J'avoue ; la première fois que j'ai ouvert ce livre, il y a bien longtemps, j'étais dans le premier cas. Mais il paraît que tout roman se laisse lire, à condition de trouver le bon moment. Donc cette fois, passé les trente premières pages - difficiles - j'ai fini par m'habituer au style et apprécier le livre pour ce qu'il est, et pas pour ce que j'en attendais.
Les livres peuvent donner du plaisir de deux manières différentes, complémentaires. La première manière, c'est de nous répéter des choses déjà dites ailleurs. C'est le plaisir de séjourner en un lieu qu'on apprécie, ou de réécouter une musique qu'on aime. La seconde, c'est de nous faire découvrir des choses nouvelles, qui titillent la curiosité, excitent l'imagination, font naître d'autres idées, et stimulent les centres du jeu et de l'apprentissage. Ici, on est complètement, voire exclusivement dans la seconde. du premier au dernier mot.
Tous à Estrevin est un mélange dense et déroutant de science-fiction, de métaphysique, de surréalisme, de religion, de philosophie et d'humour potache. On y trouve des coq à l'âne, des comparaisons osées, des références plus ou moins cachées, des métaphores hardies et de l'absurde, dans un style qui n'arrête jamais de rebondir et de partir dans tous les sens.

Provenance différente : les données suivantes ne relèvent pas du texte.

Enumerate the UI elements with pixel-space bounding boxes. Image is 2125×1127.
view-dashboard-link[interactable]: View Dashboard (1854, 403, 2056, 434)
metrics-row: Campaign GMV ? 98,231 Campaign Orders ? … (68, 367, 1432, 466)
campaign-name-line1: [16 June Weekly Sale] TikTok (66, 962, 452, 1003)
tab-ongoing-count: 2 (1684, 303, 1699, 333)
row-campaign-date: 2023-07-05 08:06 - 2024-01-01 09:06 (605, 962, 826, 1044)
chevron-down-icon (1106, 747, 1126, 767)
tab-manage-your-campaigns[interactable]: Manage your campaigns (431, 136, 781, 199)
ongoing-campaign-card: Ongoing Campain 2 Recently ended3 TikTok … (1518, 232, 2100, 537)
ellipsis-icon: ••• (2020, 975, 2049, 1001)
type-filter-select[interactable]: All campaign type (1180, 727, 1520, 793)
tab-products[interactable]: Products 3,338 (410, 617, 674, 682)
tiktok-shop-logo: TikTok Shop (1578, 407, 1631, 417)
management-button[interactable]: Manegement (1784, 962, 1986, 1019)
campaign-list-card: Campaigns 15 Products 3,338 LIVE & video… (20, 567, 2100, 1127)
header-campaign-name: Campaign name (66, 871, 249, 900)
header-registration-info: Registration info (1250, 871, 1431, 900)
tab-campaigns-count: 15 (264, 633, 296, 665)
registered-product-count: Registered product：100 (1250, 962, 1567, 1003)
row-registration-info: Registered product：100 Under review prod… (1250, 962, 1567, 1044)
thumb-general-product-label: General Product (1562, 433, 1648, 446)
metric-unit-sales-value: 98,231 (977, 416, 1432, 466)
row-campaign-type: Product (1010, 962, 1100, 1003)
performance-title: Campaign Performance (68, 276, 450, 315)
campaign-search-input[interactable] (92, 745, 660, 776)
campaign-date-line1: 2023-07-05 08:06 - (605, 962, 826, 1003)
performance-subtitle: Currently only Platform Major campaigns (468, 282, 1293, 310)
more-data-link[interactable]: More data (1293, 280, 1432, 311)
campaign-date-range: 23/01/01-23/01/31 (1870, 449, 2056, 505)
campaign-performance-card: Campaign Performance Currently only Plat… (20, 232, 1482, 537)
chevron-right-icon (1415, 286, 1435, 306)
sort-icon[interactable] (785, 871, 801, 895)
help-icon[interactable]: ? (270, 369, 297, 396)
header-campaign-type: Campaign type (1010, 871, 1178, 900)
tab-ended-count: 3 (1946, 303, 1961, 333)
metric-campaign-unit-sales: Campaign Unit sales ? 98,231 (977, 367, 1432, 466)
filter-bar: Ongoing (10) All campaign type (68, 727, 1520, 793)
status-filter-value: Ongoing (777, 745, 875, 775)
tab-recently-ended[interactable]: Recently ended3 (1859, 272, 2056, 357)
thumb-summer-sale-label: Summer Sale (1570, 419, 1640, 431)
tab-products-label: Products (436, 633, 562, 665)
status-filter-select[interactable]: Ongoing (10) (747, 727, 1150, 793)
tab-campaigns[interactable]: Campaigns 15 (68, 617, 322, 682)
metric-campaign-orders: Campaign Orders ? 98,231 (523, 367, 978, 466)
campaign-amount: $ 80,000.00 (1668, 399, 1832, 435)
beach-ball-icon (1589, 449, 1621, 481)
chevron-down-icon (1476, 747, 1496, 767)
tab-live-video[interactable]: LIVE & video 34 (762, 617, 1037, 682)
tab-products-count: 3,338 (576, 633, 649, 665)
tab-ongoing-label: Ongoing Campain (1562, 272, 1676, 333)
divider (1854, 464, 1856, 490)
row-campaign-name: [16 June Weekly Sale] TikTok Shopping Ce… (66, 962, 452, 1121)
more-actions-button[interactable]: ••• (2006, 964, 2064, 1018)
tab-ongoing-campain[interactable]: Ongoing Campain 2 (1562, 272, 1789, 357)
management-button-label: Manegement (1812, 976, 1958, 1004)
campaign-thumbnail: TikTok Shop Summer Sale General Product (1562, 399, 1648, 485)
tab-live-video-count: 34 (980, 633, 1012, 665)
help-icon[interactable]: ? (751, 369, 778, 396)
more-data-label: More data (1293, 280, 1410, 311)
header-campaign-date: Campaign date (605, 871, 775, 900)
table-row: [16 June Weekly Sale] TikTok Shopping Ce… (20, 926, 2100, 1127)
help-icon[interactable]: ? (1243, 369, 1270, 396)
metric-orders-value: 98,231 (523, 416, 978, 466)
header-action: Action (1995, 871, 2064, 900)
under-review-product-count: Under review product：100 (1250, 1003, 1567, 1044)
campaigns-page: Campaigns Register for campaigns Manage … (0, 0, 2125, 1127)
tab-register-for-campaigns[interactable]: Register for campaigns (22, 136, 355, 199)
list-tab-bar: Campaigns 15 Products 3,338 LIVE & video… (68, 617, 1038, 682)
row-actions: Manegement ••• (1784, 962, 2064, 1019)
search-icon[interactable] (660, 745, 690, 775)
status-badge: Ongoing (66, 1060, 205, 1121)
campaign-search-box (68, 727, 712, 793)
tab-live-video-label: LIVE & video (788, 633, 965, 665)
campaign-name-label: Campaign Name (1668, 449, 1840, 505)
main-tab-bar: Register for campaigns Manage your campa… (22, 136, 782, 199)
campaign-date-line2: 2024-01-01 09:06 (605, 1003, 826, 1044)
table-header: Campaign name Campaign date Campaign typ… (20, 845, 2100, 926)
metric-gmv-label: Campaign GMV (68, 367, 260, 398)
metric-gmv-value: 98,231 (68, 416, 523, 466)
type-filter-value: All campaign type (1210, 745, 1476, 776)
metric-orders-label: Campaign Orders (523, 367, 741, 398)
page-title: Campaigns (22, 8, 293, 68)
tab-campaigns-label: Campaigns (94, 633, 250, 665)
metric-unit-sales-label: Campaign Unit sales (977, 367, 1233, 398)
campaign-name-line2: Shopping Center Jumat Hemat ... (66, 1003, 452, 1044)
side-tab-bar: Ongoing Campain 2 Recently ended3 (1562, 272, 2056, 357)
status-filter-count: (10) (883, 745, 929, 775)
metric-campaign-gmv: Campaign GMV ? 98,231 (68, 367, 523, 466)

Une histoire ? Oui, bien sûr. le livre est l'autobiographie d'une machine créée par une poignée d'individus géniaux. Epikt - c'est son petit nom - a la particularité d'être composée à partir d'extraits psychiques de diverses personnes qu'elle absorbe progressivement (elle existait donc avant d'avoir été créée) et a été conçue afin d'apporter des réponses aux questions que se posent les hommes (mais lesquelles ?). On suit son évolution, sa découverte du monde et des hommes. Elle est d'emblée assez imbue d'elle-même, mais doute néanmoins, reste curieuse, et nourrit malgré elle en son sein un mystérieux Serpent. Sa quête l'amène entre autres à répandre l'Amour sur l'humanité, ou découvrir la forme de l'Univers.
Alors donc, fou ou génial ? Disons original. Profondément original, dans un mode "descente en roue libre" assumé, étonnant, qui finit par être très agréable à lire. Une expérience qui se tente.
Le quatrième de couverture, peu charitable, met tout ça sur le compte de l'alcool. Peut-être, mais si l'alcool développait la créativité à ce point, alors il y aurait des millions de génies qui s'ignorent.